На второй день по крутому подъему дорога выходила на широкое плато, где росли только кактусы. Я ехал, а чаще, прихрамывая, шел за телегой, везущей штабель длинных досок. Ветер бил в лицо, а солнечные лучи входили в тело как светлые иглы. Начинался долгий спуск. Пейзаж становился еще суровей. Здесь ничего не росло, но у подножия плато находился колодец. Возле него можно было устроить привал, распрячь и напоить лошадей, перекусить самому и уснуть, положив голову на плоский камень.
Оставшаяся часть пути проходила по равнине. Впереди поднималась пирамидальная скала с башенкой наверху. Ехать было спокойно. Я знал, что стража с колокольни видит меня и, если я разверну белый платок, мне придут на помощь.

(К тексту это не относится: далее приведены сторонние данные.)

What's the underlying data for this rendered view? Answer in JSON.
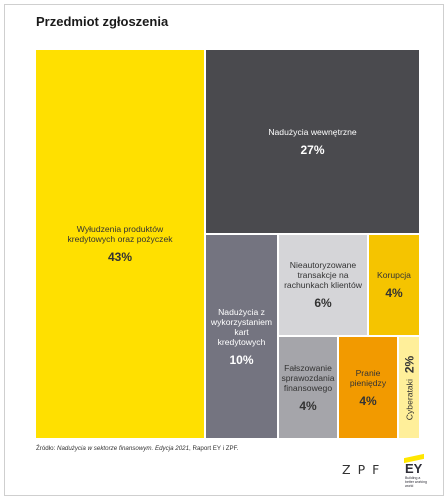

У источника можно было передохнуть. До городских ворот дорога была мощеная и широкая — на ней могли разъехаться две повозки. По покрытому мхом каменному желобу вдоль дороги бежал ручей. После двухдневного перехода через горы и пустыню это место казалось раем. Чем ближе я подъезжал к подножью горы, к единственным городским воротам, тем чаще встречались горожане. Они занимались своими делами, но были приветливы. В городе не часто появлялись новые люди, и каждый приезжий вызывал у жителей интерес. Но они хорошо понимали, насколько трудна дорога через пустыню, и были ненавязчивы.
Пусть путник распряжет лошадей и поставит их в конюшню у городских ворот, где оставляли лошадей и повозки не только приезжие, но и сами горожане: никакая лошадь не смогла бы забраться по крутым городским улицам. Вверх грузы или переносили на руках, или перевозили на осликах, а тяжелые каменные плиты поднимали лебедками по отвесной стене.
Пусть человек отдохнет, пусть напьется воды и кокосового молока, а когда он сядет на лавку в харчевне и поставит перед собой на каменный, отполированный локтями стол кружку с вином, он расскажет о большом мире за пустыней и горами, о мире, где много дорог, городов и ворот, где по улицам ездят повозки, где дерево можно распилить, расколоть и бросить в камин, о мире, где шумит море.
6
Когда я познакомился с книжником Елисео, он показался мне глубоким стариком, наверное из-за бороды — уже тогда почти седой, хотя ему было немногим более сорока. Я был ровесником его сына, но ко мне Елисео всегда относился как к равному. Как я понял потом, он ко всем относился так — даже к выжившим из ума старухам и тем более к детям.